# Simple Harmonic Motion Equation Question

1. Mar 16, 2008

### meganw

HELP-SEE LAST POST-I HAVE NO IDEA WHY THIS IS WRONG (SEE LAST POST)

1. The problem statement, all variables and given/known data

A spring with spring constant 230 N/m vibrates with an amplitude of 12.0 cm when 0.380 kg hangs from it.

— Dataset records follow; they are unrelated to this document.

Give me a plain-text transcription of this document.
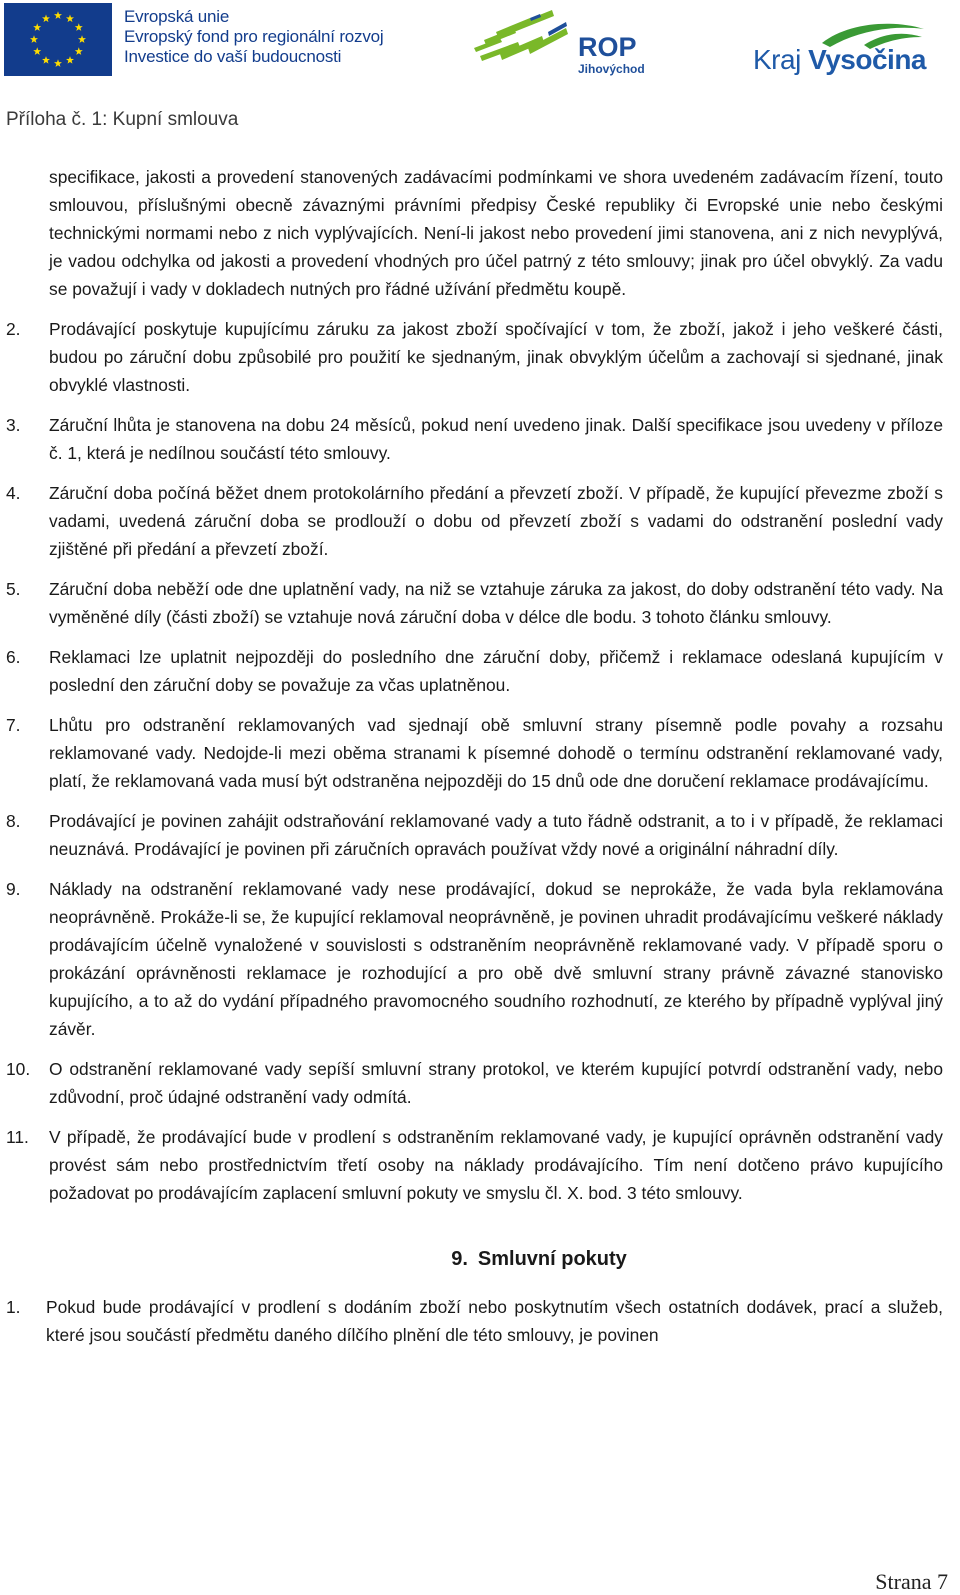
Evropská unie
Evropský fond pro regionální rozvoj
Investice do vaší budoucnosti	ROP
Jihovýchod	Kraj Vysočina
Příloha č. 1: Kupní smlouva

specifikace, jakosti a provedení stanovených zadávacími podmínkami ve shora uvedeném zadávacím řízení, touto smlouvou, příslušnými obecně závaznými právními předpisy České republiky či Evropské unie nebo českými technickými normami nebo z nich vyplývajících. Není-li jakost nebo provedení jimi stanovena, ani z nich nevyplývá, je vadou odchylka od jakosti a provedení vhodných pro účel patrný z této smlouvy; jinak pro účel obvyklý. Za vadu se považují i vady v dokladech nutných pro řádné užívání předmětu koupě.

2.	Prodávající poskytuje kupujícímu záruku za jakost zboží spočívající v tom, že zboží, jakož i jeho veškeré části, budou po záruční dobu způsobilé pro použití ke sjednaným, jinak obvyklým účelům a zachovají si sjednané, jinak obvyklé vlastnosti.
3.	Záruční lhůta je stanovena na dobu 24 měsíců, pokud není uvedeno jinak. Další specifikace jsou uvedeny v příloze č. 1, která je nedílnou součástí této smlouvy.
4.	Záruční doba počíná běžet dnem protokolárního předání a převzetí zboží. V případě, že kupující převezme zboží s vadami, uvedená záruční doba se prodlouží o dobu od převzetí zboží s vadami do odstranění poslední vady zjištěné při předání a převzetí zboží.
5.	Záruční doba neběží ode dne uplatnění vady, na niž se vztahuje záruka za jakost, do doby odstranění této vady. Na vyměněné díly (části zboží) se vztahuje nová záruční doba v délce dle bodu. 3 tohoto článku smlouvy.
6.	Reklamaci lze uplatnit nejpozději do posledního dne záruční doby, přičemž i reklamace odeslaná kupujícím v poslední den záruční doby se považuje za včas uplatněnou.
7.	Lhůtu pro odstranění reklamovaných vad sjednají obě smluvní strany písemně podle povahy a rozsahu reklamované vady. Nedojde-li mezi oběma stranami k písemné dohodě o termínu odstranění reklamované vady, platí, že reklamovaná vada musí být odstraněna nejpozději do 15 dnů ode dne doručení reklamace prodávajícímu.
8.	Prodávající je povinen zahájit odstraňování reklamované vady a tuto řádně odstranit, a to i v případě, že reklamaci neuznává. Prodávající je povinen při záručních opravách používat vždy nové a originální náhradní díly.
9.	Náklady na odstranění reklamované vady nese prodávající, dokud se neprokáže, že vada byla reklamována neoprávněně. Prokáže-li se, že kupující reklamoval neoprávněně, je povinen uhradit prodávajícímu veškeré náklady prodávajícím účelně vynaložené v souvislosti s odstraněním neoprávněně reklamované vady. V případě sporu o prokázání oprávněnosti reklamace je rozhodující a pro obě dvě smluvní strany právně závazné stanovisko kupujícího, a to až do vydání případného pravomocného soudního rozhodnutí, ze kterého by případně vyplýval jiný závěr.
10.	O odstranění reklamované vady sepíší smluvní strany protokol, ve kterém kupující potvrdí odstranění vady, nebo zdůvodní, proč údajné odstranění vady odmítá.
11.	V případě, že prodávající bude v prodlení s odstraněním reklamované vady, je kupující oprávněn odstranění vady provést sám nebo prostřednictvím třetí osoby na náklady prodávajícího. Tím není dotčeno právo kupujícího požadovat po prodávajícím zaplacení smluvní pokuty ve smyslu čl. X. bod. 3 této smlouvy.
9. Smluvní pokuty
1.	Pokud bude prodávající v prodlení s dodáním zboží nebo poskytnutím všech ostatních dodávek, prací a služeb, které jsou součástí předmětu daného dílčího plnění dle této smlouvy, je povinen
Strana 7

(a) What is the equation describing this motion as a function of time? Assume the mass passes through the equilibrium point, toward positive x (upward), at t = 0.120 s.

x = A cos(omega t + phi)

A = 12 cm
W = 24.6 s^-1

Phase Shift (phi)= ___________

(b) At what times will the spring have its maximum and minimum lengths? (Consider only the first instances after t = 0.)
_____________maximum s
_____________minimum s
(c) What is the displacement at t = 0?
_____________
(d) What is the force exerted by the spring at t = 0?
____________
(e) What is the maximum speed?
_____________
When is it first reached after t = 0?
_____________

2. Relevant equations

x = A cos(omega t + phi)
$$\sqrt{k/m}$$

3. The attempt at a solution

Okay, so I've been working on this problem, and I got the first two parts pretty much no problem. A was practically given to you, and W was found using the formula $$\sqrt{k/m}$$. No problems there-I've bolded the two answers that I have correct.

Now, the next part is what really gets me. If I plug everything in to find phi, (the phase shift) for part a, the third answer, I don't know the x, and I don't know how to find it.

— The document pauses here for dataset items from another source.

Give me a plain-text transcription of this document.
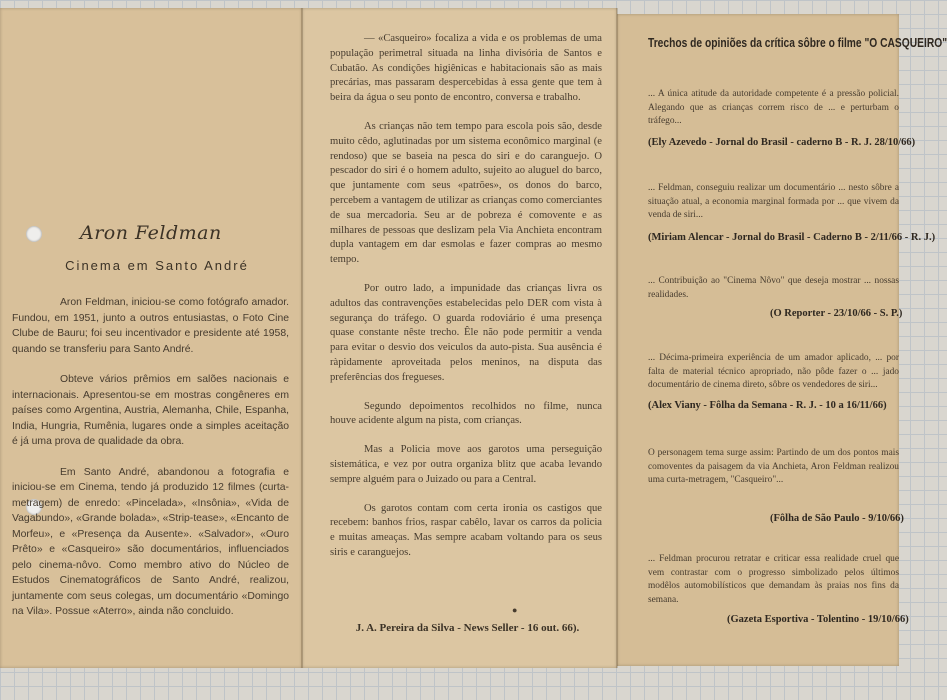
Aron Feldman
Cinema em Santo André

Aron Feldman, iniciou-se como fotógrafo amador. Fundou, em 1951, junto a outros entusiastas, o Foto Cine Clube de Bauru; foi seu incentivador e presidente até 1958, quando se transferiu para Santo André.

Obteve vários prêmios em salões nacionais e internacionais. Apresentou-se em mostras congêneres em países como Argentina, Austria, Alemanha, Chile, Espanha, India, Hungria, Rumênia, lugares onde a simples aceitação é já uma prova de qualidade da obra.

Em Santo André, abandonou a fotografia e iniciou-se em Cinema, tendo já produzido 12 filmes (curta-metragem) de enredo: «Pincelada», «Insônia», «Vida de Vagabundo», «Grande bolada», «Strip-tease», «Encanto de Morfeu», e «Presença da Ausente». «Salvador», «Ouro Prêto» e «Casqueiro» são documentários, influenciados pelo cinema-nôvo. Como membro ativo do Núcleo de Estudos Cinematográficos de Santo André, realizou, juntamente com seus colegas, um documentário «Domingo na Vila». Possue «Aterro», ainda não concluido.

— «Casqueiro» focaliza a vida e os problemas de uma população perimetral situada na linha divisória de Santos e Cubatão. As condições higiênicas e habitacionais são as mais precárias, mas passaram despercebidas à essa gente que tem à beira da água o seu ponto de encontro, conversa e trabalho.

As crianças não tem tempo para escola pois são, desde muito cêdo, aglutinadas por um sistema econômico marginal (e rendoso) que se baseia na pesca do siri e do caranguejo. O pescador do siri é o homem adulto, sujeito ao aluguel do barco, que juntamente com seus «patrões», os donos do barco, percebem a vantagem de utilizar as crianças como comerciantes de sua mercadoria. Seu ar de pobreza é comovente e as milhares de pessoas que deslizam pela Via Anchieta encontram dupla vantagem em dar esmolas e fazer compras ao mesmo tempo.

Por outro lado, a impunidade das crianças livra os adultos das contravenções estabelecidas pelo DER com vista à segurança do tráfego. O guarda rodoviário é uma presença quase constante nêste trecho. Êle não pode permitir a venda para evitar o desvio dos veiculos da auto-pista. Sua ausência é ràpidamente aproveitada pelos meninos, na disputa das preferências dos fregueses.

Segundo depoimentos recolhidos no filme, nunca houve acidente algum na pista, com crianças.

Mas a Policia move aos garotos uma perseguição sistemática, e vez por outra organiza blitz que acaba levando sempre alguém para o Juizado ou para a Central.

Os garotos contam com certa ironia os castigos que recebem: banhos frios, raspar cabêlo, lavar os carros da policia e muitas ameaças. Mas sempre acabam voltando para os seus siris e caranguejos.

●
J. A. Pereira da Silva - News Seller - 16 out. 66).
Trechos de opiniões da crítica sôbre o filme "O CASQUEIRO"
... A única atitude da autoridade competente é a pressão policial. Alegando que as crianças correm risco de ... e perturbam o tráfego...
(Ely Azevedo - Jornal do Brasil - caderno B - R. J. 28/10/66)
... Feldman, conseguiu realizar um documentário ... nesto sôbre a situação atual, a economia marginal formada por ... que vivem da venda de siri...
(Miriam Alencar - Jornal do Brasil - Caderno B - 2/11/66 - R. J.)
... Contribuição ao "Cinema Nôvo" que deseja mostrar ... nossas realidades.
(O Reporter - 23/10/66 - S. P.)
... Décima-primeira experiência de um amador aplicado, ... por falta de material técnico apropriado, não pôde fazer o ... jado documentário de cinema direto, sôbre os vendedores de siri...
(Alex Viany - Fôlha da Semana - R. J. - 10 a 16/11/66)
O personagem tema surge assim: Partindo de um dos pontos mais comoventes da paisagem da via Anchieta, Aron Feldman realizou uma curta-metragem, "Casqueiro"...
(Fôlha de São Paulo - 9/10/66)
... Feldman procurou retratar e criticar essa realidade cruel que vem contrastar com o progresso simbolizado pelos últimos modêlos automobilísticos que demandam às praias nos fins da semana.
(Gazeta Esportiva - Tolentino - 19/10/66)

Thank you so much for the help!

Last edited: Mar 16, 2008
2. Mar 16, 2008

### DylanB

Assume the mass passes through the equilibrium point, toward positive x (upward), at t = 0.120 s.

you should be able to find your x and your t from this statment for starters. remember that x is the position of the mass with respect to the equilibruim position.

3. Mar 16, 2008

### meganw

Now I tried that, but it says my answer is wrong.

I set the equation equal to zero, since thats the distance from equilibrium:

note: 2.952 is 24.6*.120
0=12cos(2.952+phase shift)

My graphing calculator has a zero at 87.04 degrees, divide that by 57.3 for the radian conversion, and I get 1.52 radians, which it says is wrong. I'm sorry,-what am I doing wrong?

4. Mar 16, 2008

### DylanB

hmmm, your calculator seems to be giving an incorrect answer. the next zero should occur when the argument of the cosine function is equal to 3pi/2, and you can derive the phase shift from that. (this zero also is acceptable for the question since it is also increasing at this point).

its good to learn how to do these problems without a calculator, so you can easily check your answer, since calculators can often be unreliable due to the restrictions on the range of the inverse trig functions.

5. Mar 16, 2008

### meganw

Wait, derive the phase shift? What do you mean by "derive" the phase shift? Is my equation correct??

6. Mar 16, 2008

### DylanB

Sorry, i use the word derive too often, lol. I mean, simply calculate.

7. Mar 16, 2008

### meganw

I really don't understand this at all. I'm so sorry-but could you walk me through the steps?

8. Mar 16, 2008

### meganw

(by the way I put in 3pi/2 for the phase shift and it said that was wrong)

9. Mar 16, 2008

### Snazzy

You know x, you know A, you know omega, and you know t. You can find the phase shift using the SHM formula of that wave function.

10. Mar 16, 2008

### meganw

I did that, but I still got the wrong answer it says, assuming I have the correct (????) Equation:

0=12cos(2.952+phase shift)
phase shift=87.04 degrees, divide that by 57.3 for the radian conversion, and I get 1.52 radians

wrong , according to my webassign. :(

I let
x=0
A=12
W=24.6
T=.120

I'm sorry, I think I will be able to fly through the rest of the parts of this problem once I can get this equation finally. Thanks again. :)

Last edited: Mar 16, 2008
11. Mar 16, 2008

### DylanB

The equation is very much correct.

arccos(0) = 2.952 + phi
pi/2 or 3pi/2 = 2.952 + phi

Now can you see why the value on the left of the equation should be 3pi/2 rather than pi/2 (what's different about the cosine function at these points?)

12. Mar 16, 2008

### meganw

Why wasn't I getting that answer? Thats so weird. I had my calculator in degrees-I wonder if that was making a difference? THANK YOU!!! =)

13. Mar 16, 2008

### meganw

Wait, I tried to find the maximum and minimum and I got that answer wrong.

Isn't there a minimum at x=.056 seconds

If I'm in radians...I get a minimum at x=.056secs with this equation:

x=12cos(24.6x+1.76)

What's wrong with this??

Last edited: Mar 16, 2008
14. Mar 16, 2008

### meganw

NOTE: I tried it in degrees to, converted 1.76 to 101, and it still says I have the wrong answer=3.2 secs).

15. Mar 16, 2008

### meganw

The problem asks me to find the min/max distances from equlibrium after t=0

If I'm in radians...I get a minimum at x=.056secs with this equation:

x=12cos(24.6x+1.76)

What's wrong with this??